O diretor do Instituto de Economia e ex-reitor, professor Carlos Frederico Rocha, também levantou questões. “Eu acho que o contrato tem que ser discutido e disponibilizado. (…) Quantas pessoas serão contratadas pela Ebserh? (…) Quais são os custos que os hospitais têm hoje e que serão cobertos pela Ebserh? Porque nós teremos uma desoneração de alguns custos da Universidade. Qual é essa dimensão? Como serão decididos os cargos que serão ocupados dentro da Ebserh? (…) A intenção e a convergência são as mesmas: nós queremos ver como conseguimos melhorar o nosso Complexo Hospitalar”, argumentou.
Mais audiências
Novas audiências públicas acontecerão na Universidade em datas a serem divulgadas em breve. Além disso, as discussões nos conselhos de centros universitários da instituição continuam.

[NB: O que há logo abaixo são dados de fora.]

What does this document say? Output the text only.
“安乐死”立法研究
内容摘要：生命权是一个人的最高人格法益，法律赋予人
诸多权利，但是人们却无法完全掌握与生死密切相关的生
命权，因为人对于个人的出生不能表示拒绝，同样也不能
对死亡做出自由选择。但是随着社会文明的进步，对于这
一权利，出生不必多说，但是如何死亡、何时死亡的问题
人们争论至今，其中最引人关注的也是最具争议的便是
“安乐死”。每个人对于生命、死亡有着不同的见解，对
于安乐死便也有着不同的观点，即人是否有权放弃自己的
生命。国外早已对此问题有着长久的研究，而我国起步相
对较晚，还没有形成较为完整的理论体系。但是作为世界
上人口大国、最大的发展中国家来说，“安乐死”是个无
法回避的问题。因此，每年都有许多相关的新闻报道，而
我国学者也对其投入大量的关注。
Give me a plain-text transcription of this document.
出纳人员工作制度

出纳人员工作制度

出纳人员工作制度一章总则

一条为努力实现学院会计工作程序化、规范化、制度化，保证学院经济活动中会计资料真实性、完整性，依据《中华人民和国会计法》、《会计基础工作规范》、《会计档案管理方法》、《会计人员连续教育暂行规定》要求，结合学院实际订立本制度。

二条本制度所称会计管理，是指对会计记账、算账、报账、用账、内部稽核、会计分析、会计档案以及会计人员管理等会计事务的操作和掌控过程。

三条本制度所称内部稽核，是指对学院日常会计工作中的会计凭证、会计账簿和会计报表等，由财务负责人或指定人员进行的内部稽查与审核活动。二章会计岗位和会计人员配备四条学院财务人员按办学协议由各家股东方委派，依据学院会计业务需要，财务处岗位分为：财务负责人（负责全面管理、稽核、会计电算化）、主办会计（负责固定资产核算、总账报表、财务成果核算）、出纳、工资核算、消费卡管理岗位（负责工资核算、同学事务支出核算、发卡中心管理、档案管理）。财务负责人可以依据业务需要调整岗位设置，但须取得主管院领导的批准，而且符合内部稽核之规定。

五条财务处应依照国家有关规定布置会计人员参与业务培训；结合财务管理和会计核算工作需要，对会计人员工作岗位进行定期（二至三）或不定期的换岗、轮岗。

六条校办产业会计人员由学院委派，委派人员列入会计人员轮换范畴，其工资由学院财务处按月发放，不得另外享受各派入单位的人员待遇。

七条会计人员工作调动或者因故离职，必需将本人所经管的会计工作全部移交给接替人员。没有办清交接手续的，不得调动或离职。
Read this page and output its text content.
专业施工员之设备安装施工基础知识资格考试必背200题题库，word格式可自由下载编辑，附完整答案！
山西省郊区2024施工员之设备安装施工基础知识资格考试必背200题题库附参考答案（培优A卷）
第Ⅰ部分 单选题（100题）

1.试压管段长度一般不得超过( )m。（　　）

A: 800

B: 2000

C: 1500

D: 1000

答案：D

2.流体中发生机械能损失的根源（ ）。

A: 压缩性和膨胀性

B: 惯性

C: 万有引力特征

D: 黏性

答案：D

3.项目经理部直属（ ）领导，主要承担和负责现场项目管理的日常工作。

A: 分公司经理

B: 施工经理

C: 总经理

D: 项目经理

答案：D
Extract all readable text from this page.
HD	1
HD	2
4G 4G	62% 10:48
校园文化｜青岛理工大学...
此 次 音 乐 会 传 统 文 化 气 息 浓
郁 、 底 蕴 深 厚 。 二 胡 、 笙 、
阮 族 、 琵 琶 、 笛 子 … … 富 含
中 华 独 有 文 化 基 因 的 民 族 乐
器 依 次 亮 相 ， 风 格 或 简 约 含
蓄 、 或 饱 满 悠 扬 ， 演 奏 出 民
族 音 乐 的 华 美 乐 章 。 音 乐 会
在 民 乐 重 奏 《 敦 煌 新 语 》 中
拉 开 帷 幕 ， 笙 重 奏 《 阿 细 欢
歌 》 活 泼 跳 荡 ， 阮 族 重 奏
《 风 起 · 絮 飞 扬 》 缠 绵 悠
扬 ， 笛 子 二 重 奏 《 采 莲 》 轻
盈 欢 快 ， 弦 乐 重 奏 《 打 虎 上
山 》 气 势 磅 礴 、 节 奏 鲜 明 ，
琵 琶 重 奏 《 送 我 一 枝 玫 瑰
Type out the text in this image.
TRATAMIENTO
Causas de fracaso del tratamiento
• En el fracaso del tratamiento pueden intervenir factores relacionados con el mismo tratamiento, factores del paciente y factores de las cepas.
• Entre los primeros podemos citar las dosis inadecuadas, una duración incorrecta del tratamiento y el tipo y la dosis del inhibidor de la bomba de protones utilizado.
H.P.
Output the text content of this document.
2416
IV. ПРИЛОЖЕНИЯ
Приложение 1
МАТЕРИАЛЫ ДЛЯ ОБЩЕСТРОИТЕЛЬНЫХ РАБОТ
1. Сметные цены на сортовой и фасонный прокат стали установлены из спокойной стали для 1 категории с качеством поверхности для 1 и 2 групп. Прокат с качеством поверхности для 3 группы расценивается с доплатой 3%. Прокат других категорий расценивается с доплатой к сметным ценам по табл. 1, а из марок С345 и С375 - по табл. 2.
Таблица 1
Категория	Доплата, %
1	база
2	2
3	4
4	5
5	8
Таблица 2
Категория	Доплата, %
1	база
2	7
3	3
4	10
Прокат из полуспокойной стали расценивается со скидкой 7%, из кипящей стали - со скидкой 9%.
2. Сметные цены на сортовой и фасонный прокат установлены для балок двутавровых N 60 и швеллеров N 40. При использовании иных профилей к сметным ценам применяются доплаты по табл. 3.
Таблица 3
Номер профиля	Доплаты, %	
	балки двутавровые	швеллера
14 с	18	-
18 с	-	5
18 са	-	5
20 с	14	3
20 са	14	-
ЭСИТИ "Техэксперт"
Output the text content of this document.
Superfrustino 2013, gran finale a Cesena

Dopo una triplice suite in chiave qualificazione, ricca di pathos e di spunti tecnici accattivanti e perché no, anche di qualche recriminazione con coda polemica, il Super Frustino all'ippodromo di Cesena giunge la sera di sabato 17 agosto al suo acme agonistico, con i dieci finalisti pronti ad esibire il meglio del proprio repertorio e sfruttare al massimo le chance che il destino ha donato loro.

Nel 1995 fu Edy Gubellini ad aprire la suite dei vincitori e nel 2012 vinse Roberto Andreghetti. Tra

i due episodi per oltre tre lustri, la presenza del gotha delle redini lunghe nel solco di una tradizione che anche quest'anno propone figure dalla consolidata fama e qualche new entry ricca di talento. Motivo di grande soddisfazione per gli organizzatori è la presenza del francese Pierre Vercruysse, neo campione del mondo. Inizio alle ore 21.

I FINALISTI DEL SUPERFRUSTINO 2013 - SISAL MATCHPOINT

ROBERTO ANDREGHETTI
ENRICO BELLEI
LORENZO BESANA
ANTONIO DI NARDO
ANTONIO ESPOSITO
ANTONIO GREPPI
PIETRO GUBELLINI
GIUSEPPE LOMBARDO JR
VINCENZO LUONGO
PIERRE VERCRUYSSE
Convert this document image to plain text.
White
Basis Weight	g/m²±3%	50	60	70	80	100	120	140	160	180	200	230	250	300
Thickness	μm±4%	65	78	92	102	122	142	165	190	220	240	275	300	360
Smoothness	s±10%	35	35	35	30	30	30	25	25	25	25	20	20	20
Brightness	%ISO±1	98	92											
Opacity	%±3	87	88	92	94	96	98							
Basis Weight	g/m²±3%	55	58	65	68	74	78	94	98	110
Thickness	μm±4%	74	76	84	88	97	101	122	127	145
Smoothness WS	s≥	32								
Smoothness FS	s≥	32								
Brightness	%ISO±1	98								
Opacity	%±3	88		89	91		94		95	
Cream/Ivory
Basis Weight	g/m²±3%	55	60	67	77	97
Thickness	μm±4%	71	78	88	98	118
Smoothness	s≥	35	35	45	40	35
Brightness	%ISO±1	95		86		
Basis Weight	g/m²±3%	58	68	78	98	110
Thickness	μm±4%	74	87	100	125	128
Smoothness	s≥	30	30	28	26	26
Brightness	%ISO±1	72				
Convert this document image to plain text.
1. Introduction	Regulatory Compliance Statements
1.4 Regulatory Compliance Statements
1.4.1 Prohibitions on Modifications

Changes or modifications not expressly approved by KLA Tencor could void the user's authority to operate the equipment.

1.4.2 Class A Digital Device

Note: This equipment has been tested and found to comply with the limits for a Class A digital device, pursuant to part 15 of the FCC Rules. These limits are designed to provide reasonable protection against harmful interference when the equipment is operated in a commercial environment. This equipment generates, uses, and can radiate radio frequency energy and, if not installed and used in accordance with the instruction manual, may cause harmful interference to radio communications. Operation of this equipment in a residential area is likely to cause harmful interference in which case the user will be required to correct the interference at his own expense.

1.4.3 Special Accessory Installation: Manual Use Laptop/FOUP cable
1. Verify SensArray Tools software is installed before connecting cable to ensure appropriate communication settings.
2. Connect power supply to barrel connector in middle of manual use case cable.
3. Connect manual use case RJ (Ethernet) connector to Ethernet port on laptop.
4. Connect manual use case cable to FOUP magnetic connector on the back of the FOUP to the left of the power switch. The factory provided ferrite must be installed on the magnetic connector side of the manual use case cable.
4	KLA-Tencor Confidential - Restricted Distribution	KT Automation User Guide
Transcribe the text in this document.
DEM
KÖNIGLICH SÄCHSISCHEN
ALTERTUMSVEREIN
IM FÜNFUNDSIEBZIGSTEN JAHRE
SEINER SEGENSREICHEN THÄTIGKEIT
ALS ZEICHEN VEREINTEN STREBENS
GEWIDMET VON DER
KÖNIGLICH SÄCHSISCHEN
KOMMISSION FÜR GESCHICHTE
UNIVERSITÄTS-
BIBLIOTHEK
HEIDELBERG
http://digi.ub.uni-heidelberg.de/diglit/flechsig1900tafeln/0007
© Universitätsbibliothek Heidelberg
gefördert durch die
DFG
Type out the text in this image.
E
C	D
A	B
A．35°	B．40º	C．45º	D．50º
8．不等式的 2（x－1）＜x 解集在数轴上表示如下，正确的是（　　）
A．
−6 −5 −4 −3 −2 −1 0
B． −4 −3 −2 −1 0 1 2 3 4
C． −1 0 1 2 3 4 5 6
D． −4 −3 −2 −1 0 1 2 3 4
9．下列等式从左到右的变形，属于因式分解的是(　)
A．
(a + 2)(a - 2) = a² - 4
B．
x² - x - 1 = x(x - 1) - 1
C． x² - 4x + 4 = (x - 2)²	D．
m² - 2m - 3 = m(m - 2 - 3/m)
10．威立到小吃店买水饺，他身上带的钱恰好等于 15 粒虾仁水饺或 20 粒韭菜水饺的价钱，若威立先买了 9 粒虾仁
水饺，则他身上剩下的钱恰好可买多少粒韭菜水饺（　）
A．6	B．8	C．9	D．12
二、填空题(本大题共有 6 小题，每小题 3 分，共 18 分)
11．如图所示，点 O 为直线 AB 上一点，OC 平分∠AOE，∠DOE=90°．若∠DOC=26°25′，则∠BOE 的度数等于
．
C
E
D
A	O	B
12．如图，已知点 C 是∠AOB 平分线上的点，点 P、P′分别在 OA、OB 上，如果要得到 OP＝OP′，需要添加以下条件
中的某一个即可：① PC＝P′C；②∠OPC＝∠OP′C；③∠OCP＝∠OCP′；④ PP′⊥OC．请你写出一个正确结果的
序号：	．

A Ebserh e os hospitais universitários federais no Brasil
Os hospitais universitários ligados ao governo federal operam como centros de formação de recursos humanos na área da saúde e prestam apoio ao ensino, à pesquisa e à extensão das instituições federais de ensino superior às quais estão vinculados. Na assistência à saúde, esses hospitais são referência de média e alta complexidade para o Sistema Único de Saúde (SUS).
Na UFRJ, nove unidades integram seu CHS:
- Hospital Universitário Clementino Fraga Filho;
- Instituto de Atenção à Saúde São Francisco de Assis;
- Instituto de Puericultura e Pediatria Martagão Gesteira;
- Maternidade Escola;
- Instituto de Ginecologia;
- Instituto de Neurologia Deolindo Couto;
- Instituto de Psiquiatria;
- Instituto de Doenças do Tórax;
- Instituto do Coração Edson Saad.
A Ebserh foi criada em 2011 como parte de medidas adotadas à época pelo governo federal para o Programa Nacional de Reestruturação dos Hospitais Universitários Federais (Rehuf). Seu objetivo era a promoção de ações para garantir a recuperação física e tecnológica, bem como atuar na reestruturação do quadro de recursos humanos das unidades.
A partir da fundação da Ebserh, empresa pública vinculada ao Ministério da Educação (MEC), a entidade passou a ser a responsável pela gestão de hospitais universitários federais vinculados a ela. Entre as atribuições assumidas pela empresa, estão a coordenação e avaliação da execução das atividades dos hospitais, o apoio técnico à elaboração de instrumentos de melhoria da gestão e a elaboração da matriz de distribuição de recursos para os hospitais.